MIRACLE MILE A film review by Shane R. Burridge Copyright 1995 Shane R. Burridge
(1989) 87 min
Right from the pre-credits opening you'll assume from Anthony Edwards' retrospective narration that you are about to see a quirky, affectionate romance. But by the time MIRACLE MILE has ended you'll have realized that this is a cunning maneuver by writer/director Steve de Jarnatt to plant a subconscious sense of reassurance in the minds of the audience, one that will prevent most people watching from believing that the worst can happen, right up until the very end.

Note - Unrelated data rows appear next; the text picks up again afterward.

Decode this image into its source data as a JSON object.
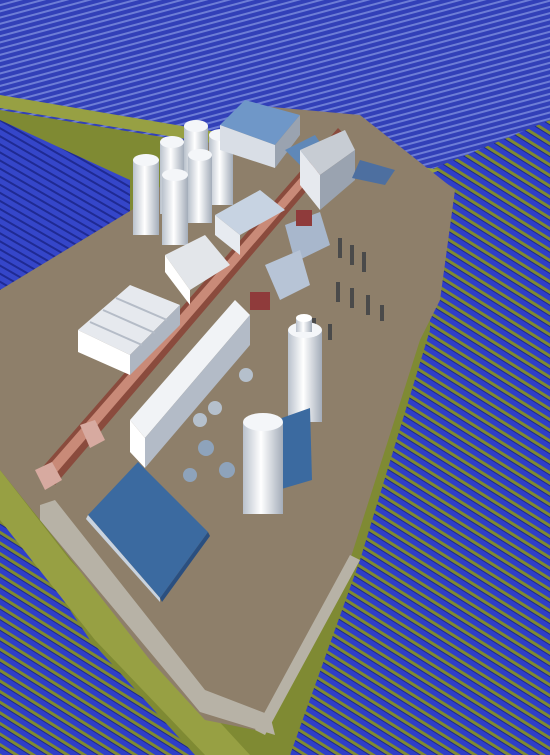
{
  "image": {
    "kind": "aerial-rendering",
    "colors": {
      "background": "#ffffff",
      "grass": "#8f9a3c",
      "grass_dark": "#6f7a2a",
      "panel": "#2f3fc8",
      "panel_dark": "#1c2690",
      "pad": "#8e7f6a",
      "pad_edge": "#b7b2a6",
      "building": "#d9dee6",
      "building_shade": "#9aa3b0",
      "roof_blue": "#5f88b8",
      "pool": "#3b6aa0",
      "pipe": "#8a4b3d"
    }
  }
}
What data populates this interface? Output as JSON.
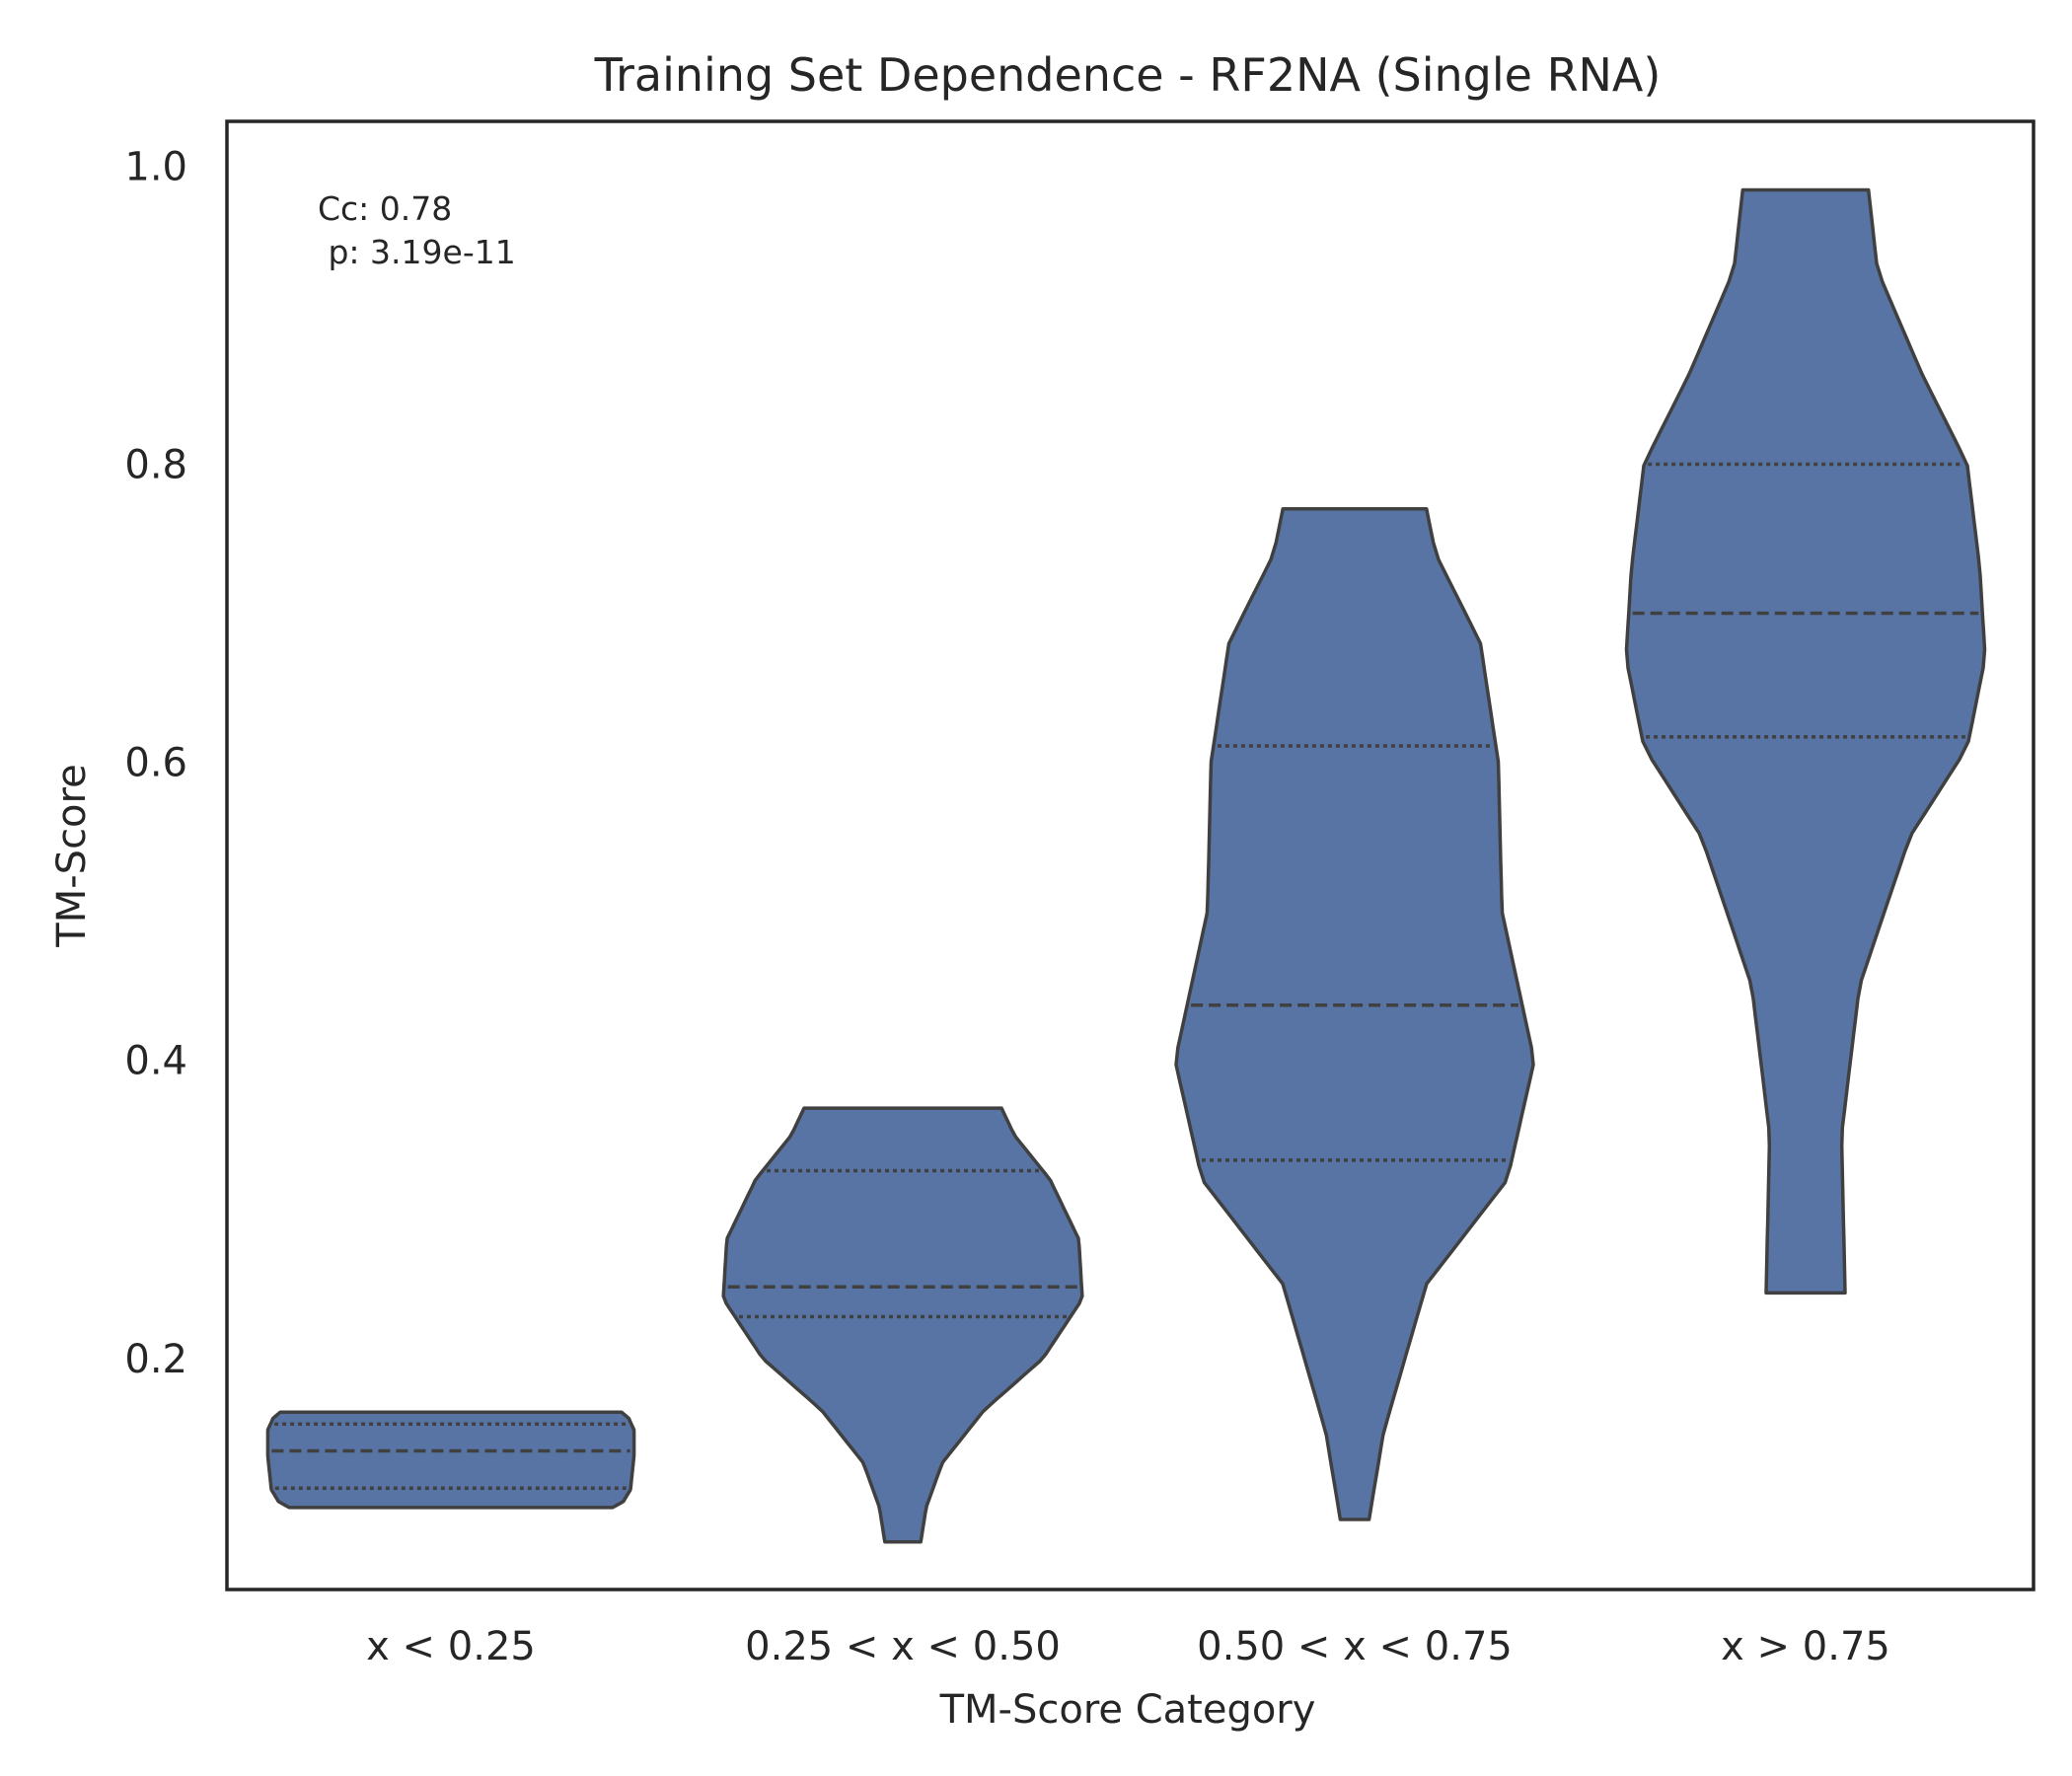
{
  "chart_data": {
    "type": "violin",
    "title": "Training Set Dependence - RF2NA (Single RNA)",
    "xlabel": "TM-Score Category",
    "ylabel": "TM-Score",
    "ylim": [
      0.045,
      1.03
    ],
    "yticks": [
      "0.2",
      "0.4",
      "0.6",
      "0.8",
      "1.0"
    ],
    "categories": [
      "x < 0.25",
      "0.25 < x < 0.50",
      "0.50 < x < 0.75",
      "x > 0.75"
    ],
    "annotation": {
      "line1": "Cc: 0.78",
      "line2": " p: 3.19e-11"
    },
    "fill_color": "#5874a5",
    "edge_color": "#404040",
    "violins": [
      {
        "category": "x < 0.25",
        "min": 0.1,
        "max": 0.164,
        "q1": 0.113,
        "median": 0.138,
        "q3": 0.156,
        "profile": [
          [
            0.1,
            0.9
          ],
          [
            0.104,
            0.96
          ],
          [
            0.112,
            1.0
          ],
          [
            0.135,
            1.02
          ],
          [
            0.152,
            1.02
          ],
          [
            0.16,
            0.99
          ],
          [
            0.164,
            0.95
          ]
        ]
      },
      {
        "category": "0.25 < x < 0.50",
        "min": 0.077,
        "max": 0.368,
        "q1": 0.228,
        "median": 0.248,
        "q3": 0.326,
        "profile": [
          [
            0.077,
            0.1
          ],
          [
            0.1,
            0.13
          ],
          [
            0.13,
            0.22
          ],
          [
            0.165,
            0.45
          ],
          [
            0.2,
            0.78
          ],
          [
            0.24,
            1.0
          ],
          [
            0.28,
            0.98
          ],
          [
            0.32,
            0.82
          ],
          [
            0.35,
            0.62
          ],
          [
            0.368,
            0.55
          ]
        ]
      },
      {
        "category": "0.50 < x < 0.75",
        "min": 0.092,
        "max": 0.77,
        "q1": 0.333,
        "median": 0.437,
        "q3": 0.611,
        "profile": [
          [
            0.092,
            0.08
          ],
          [
            0.15,
            0.16
          ],
          [
            0.25,
            0.4
          ],
          [
            0.32,
            0.85
          ],
          [
            0.4,
            1.0
          ],
          [
            0.5,
            0.82
          ],
          [
            0.6,
            0.8
          ],
          [
            0.68,
            0.7
          ],
          [
            0.74,
            0.45
          ],
          [
            0.77,
            0.4
          ]
        ]
      },
      {
        "category": "x > 0.75",
        "min": 0.244,
        "max": 0.984,
        "q1": 0.617,
        "median": 0.7,
        "q3": 0.8,
        "profile": [
          [
            0.244,
            0.22
          ],
          [
            0.35,
            0.2
          ],
          [
            0.45,
            0.3
          ],
          [
            0.55,
            0.58
          ],
          [
            0.61,
            0.9
          ],
          [
            0.67,
            1.0
          ],
          [
            0.73,
            0.97
          ],
          [
            0.8,
            0.9
          ],
          [
            0.86,
            0.65
          ],
          [
            0.93,
            0.4
          ],
          [
            0.984,
            0.35
          ]
        ]
      }
    ]
  }
}
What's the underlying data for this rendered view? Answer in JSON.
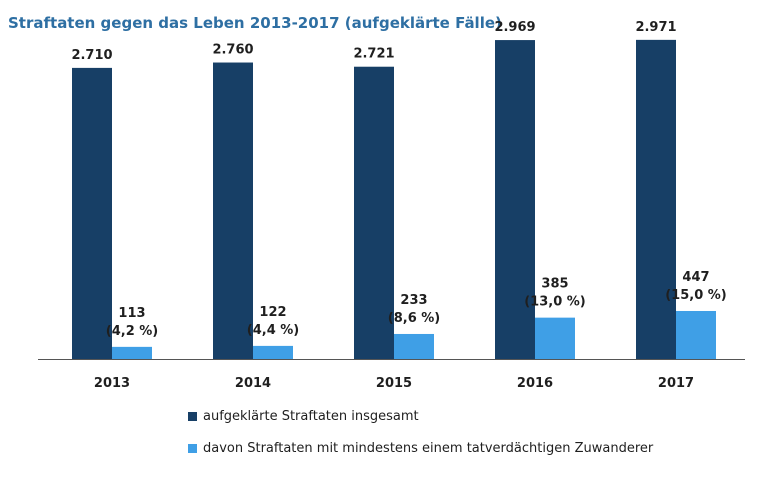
{
  "title": "Straftaten gegen das Leben 2013-2017 (aufgeklärte Fälle)",
  "colors": {
    "total": "#173f66",
    "migrant": "#3f9fe6",
    "axis": "#555555",
    "text": "#1f1f1f"
  },
  "chart_data": {
    "type": "bar",
    "title": "Straftaten gegen das Leben 2013-2017 (aufgeklärte Fälle)",
    "categories": [
      "2013",
      "2014",
      "2015",
      "2016",
      "2017"
    ],
    "series": [
      {
        "name": "aufgeklärte Straftaten insgesamt",
        "values": [
          2710,
          2760,
          2721,
          2969,
          2971
        ],
        "labels": [
          "2.710",
          "2.760",
          "2.721",
          "2.969",
          "2.971"
        ]
      },
      {
        "name": "davon Straftaten mit mindestens einem tatverdächtigen Zuwanderer",
        "values": [
          113,
          122,
          233,
          385,
          447
        ],
        "labels": [
          "113",
          "122",
          "233",
          "385",
          "447"
        ],
        "percent_labels": [
          "(4,2 %)",
          "(4,4 %)",
          "(8,6 %)",
          "(13,0 %)",
          "(15,0 %)"
        ]
      }
    ],
    "ylim": [
      0,
      3100
    ],
    "grid": false,
    "legend": "bottom"
  }
}
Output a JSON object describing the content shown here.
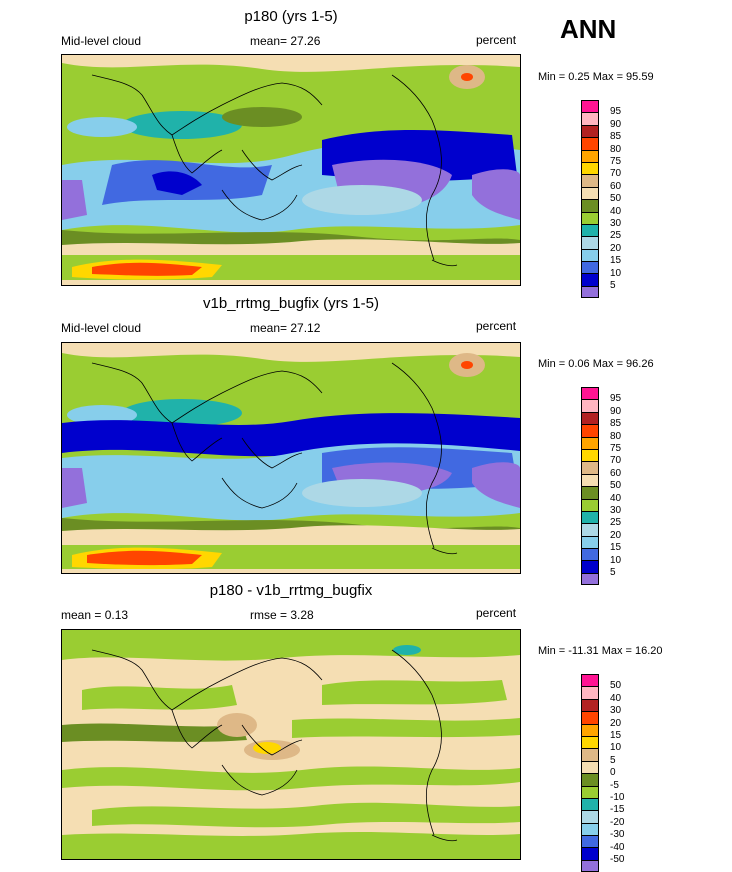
{
  "header": {
    "season": "ANN"
  },
  "panels": [
    {
      "title": "p180 (yrs 1-5)",
      "left_label": "Mid-level cloud",
      "center_label": "mean=  27.26",
      "right_label": "percent",
      "minmax": "Min =   0.25 Max =  95.59",
      "cbar_labels": [
        "95",
        "90",
        "85",
        "80",
        "75",
        "70",
        "60",
        "50",
        "40",
        "30",
        "25",
        "20",
        "15",
        "10",
        "5"
      ],
      "cbar_colors": [
        "#ff1493",
        "#ffb6c1",
        "#b22222",
        "#ff4500",
        "#ffa500",
        "#ffd700",
        "#deb887",
        "#f5deb3",
        "#6b8e23",
        "#9acd32",
        "#20b2aa",
        "#add8e6",
        "#87ceeb",
        "#4169e1",
        "#0000cd",
        "#9370db"
      ]
    },
    {
      "title": "v1b_rrtmg_bugfix (yrs 1-5)",
      "left_label": "Mid-level cloud",
      "center_label": "mean=  27.12",
      "right_label": "percent",
      "minmax": "Min =   0.06 Max =  96.26",
      "cbar_labels": [
        "95",
        "90",
        "85",
        "80",
        "75",
        "70",
        "60",
        "50",
        "40",
        "30",
        "25",
        "20",
        "15",
        "10",
        "5"
      ],
      "cbar_colors": [
        "#ff1493",
        "#ffb6c1",
        "#b22222",
        "#ff4500",
        "#ffa500",
        "#ffd700",
        "#deb887",
        "#f5deb3",
        "#6b8e23",
        "#9acd32",
        "#20b2aa",
        "#add8e6",
        "#87ceeb",
        "#4169e1",
        "#0000cd",
        "#9370db"
      ]
    },
    {
      "title": "p180 - v1b_rrtmg_bugfix",
      "left_label": "mean =   0.13",
      "center_label": "rmse =   3.28",
      "right_label": "percent",
      "minmax": "Min = -11.31 Max =  16.20",
      "cbar_labels": [
        "50",
        "40",
        "30",
        "20",
        "15",
        "10",
        "5",
        "0",
        "-5",
        "-10",
        "-15",
        "-20",
        "-30",
        "-40",
        "-50"
      ],
      "cbar_colors": [
        "#ff1493",
        "#ffb6c1",
        "#b22222",
        "#ff4500",
        "#ffa500",
        "#ffd700",
        "#deb887",
        "#f5deb3",
        "#6b8e23",
        "#9acd32",
        "#20b2aa",
        "#add8e6",
        "#87ceeb",
        "#4169e1",
        "#0000cd",
        "#9370db"
      ]
    }
  ],
  "chart_data": [
    {
      "type": "heatmap",
      "title": "p180 (yrs 1-5)",
      "variable": "Mid-level cloud",
      "units": "percent",
      "mean": 27.26,
      "min": 0.25,
      "max": 95.59,
      "levels": [
        5,
        10,
        15,
        20,
        25,
        30,
        40,
        50,
        60,
        70,
        75,
        80,
        85,
        90,
        95
      ]
    },
    {
      "type": "heatmap",
      "title": "v1b_rrtmg_bugfix (yrs 1-5)",
      "variable": "Mid-level cloud",
      "units": "percent",
      "mean": 27.12,
      "min": 0.06,
      "max": 96.26,
      "levels": [
        5,
        10,
        15,
        20,
        25,
        30,
        40,
        50,
        60,
        70,
        75,
        80,
        85,
        90,
        95
      ]
    },
    {
      "type": "heatmap",
      "title": "p180 - v1b_rrtmg_bugfix",
      "units": "percent",
      "mean": 0.13,
      "rmse": 3.28,
      "min": -11.31,
      "max": 16.2,
      "levels": [
        -50,
        -40,
        -30,
        -20,
        -15,
        -10,
        -5,
        0,
        5,
        10,
        15,
        20,
        30,
        40,
        50
      ]
    }
  ]
}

Ten minutes into the story, Harry Washello (Edwards) is late for his second date with new romance Mare Winningham. While waiting on a street corner in the early hours of the morning he answers a phone ringing in a public booth. To describe the events that happen afterward would undermine the surprising developments that Jarnatt has in store, but suffice to say that Harry is informed that inadvertently launched nuclear warheads are winging their way towards his sleeping city. Throughout the rest of the film we watch in frustration as Harry gets swept up in the circumstances he sets snowballing into motion. As in our worst nightmares, he never gains control; he can't seem to get beyond the same limited geographical area; he (like the audience) is deprived of essential knowledge - we are never sure whether the missile scare is real, a hoax, or literally his nightmare.
Jarnatt juggles humor and action with ease, but it is at the moment when the film's nightmare logic spills over into the daylight, where it shouldn't belong, that MIRACLE MILE becomes just plain chilling. We watch his portrayal of suppressed panic, which breaks at different levels for different people, and wonder if we would fare any better in a similar situation. Jarnatt and cinematographer Theo Van de Sande create images that will stick with you, including an unforgettable final shot viewed from within a helicopter cockpit. MIRACLE MILE was Jarnatt's pet project after CHERRY 2000, but was held over for release and undeservedly overlooked. A film that looks good on a big screen, with a characteristically persistent score by Tangerine Dream. For the sharp-eyed: Jarnatt plants a clue pointing toward the conclusion of the film by inserting a shot of study notes for Thomas Pynchon's book GRAVITY'S RAINBOW.